Most single parents are being locked out of apprenticeships because of a lack of part-time opportunities and the difficulty of supporting children with such low pay.
Single parents make ideal candidates to take up apprenticeships, according to charity Gingerbread, but significant evidence has been found of barriers that inhibit them from accessing and progressing in these schemes.
Gingerbread’s report, Making Apprenticeships and Traineeships Work for Single Parents, has found that the proportion of single parents in the UK on apprenticeship schemes is very low and that those who are on them are doing so as part of their existing jobs.
Barriers include the lack of advertised flexible vacancies, low pay and a lack of matched childcare. Additionally many of the apprenticeship opportunities are “too narrow” for many women.
The report also suggests that the government aspires to increase the accessibility of schemes to people who wish to work fewer than 30 hours but states that this has not yet translated into an increase in advertised part-time apprenticeships on the government’s website.
Laura Dewar, policy officer at Gingerbread, said there was little evidence that the government’s focus on apprenticeships and traineeships had had a significant impact on single parents and had effectively ignored single parents’ desire for work.
She said: “With the clock ticking on their target of getting three million people into schemes by 2020 the government has missed an open goal by making apprenticeship schemes incompatible with single parents’ lives and commitments.”
Gingerbread made four key recommendations to the government:
- The Department for Work and Pensions should prioritise increasing the skill level of single parents with pre-school children aged three and four
- Career and skills support should be provided to all single parents who move onto job-seeking benefits, encompassing part-time skills training and support with childcare. This should include opening up access to the extended 30-hour childcare offer to those undertaking a traineeship
- Further work should be undertaken to test approaches to incentivising companies to take on single parent apprentices, including subsidising participation, promoting part-time opportunities and other innovative ideas.
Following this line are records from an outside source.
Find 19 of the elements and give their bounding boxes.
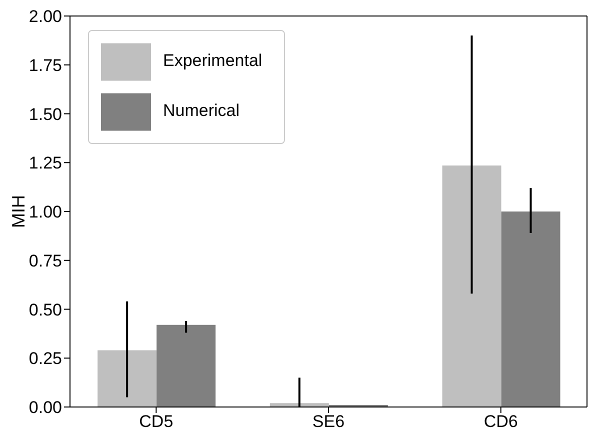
bar (442, 166, 502, 407)
y-tick-label: 0.25 (28, 349, 62, 368)
x-tick-label: CD5 (139, 412, 174, 432)
bar (501, 212, 560, 407)
y-tick-label: 1.25 (28, 154, 62, 173)
bar (98, 350, 157, 407)
y-tick-label: 1.75 (28, 56, 62, 75)
y-tick-label: 2.00 (28, 7, 62, 26)
y-axis-title: MIH (8, 195, 28, 228)
y-tick-label: 1.50 (28, 104, 62, 124)
legend-label: Numerical (163, 101, 240, 120)
y-tick-label: 1.00 (28, 202, 62, 222)
y-tick-label: 0.75 (28, 251, 62, 270)
y-tick-label: 0.00 (28, 398, 62, 418)
legend-label: Experimental (163, 51, 262, 70)
bar (156, 324, 216, 407)
y-tick-label: 0.50 (28, 300, 62, 320)
x-tick-label: CD6 (484, 412, 518, 432)
x-tick-label: SE6 (312, 412, 345, 432)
The charity also called on ministers to scrap the existing apprenticeship target, which measures apprenticeship starts, and introduce more nuanced indicators measuring apprenticeship quality, the availability of part-time opportunities and the proportion of external recruits.
The government has missed an open goal by making apprenticeship schemes incompatible with single parents’ lives and commitments” – Laura Dewar, Gingerbread
Gingerbread’s report heralds pockets of good practice, for example, the Camden Apprenticeship Pilot for Parents and the Civil Service commitment to opening up more part-time apprenticeship opportunities.
However, the charity maintains that single parents are disproportionately concentrated in low paid work and research has shown that once in these jobs, this is where they stay. Apprenticeships and traineeships are one potential route for single parents to increase their skills levels and work experience, and thus their ability to secure better-paid and more sustainable work.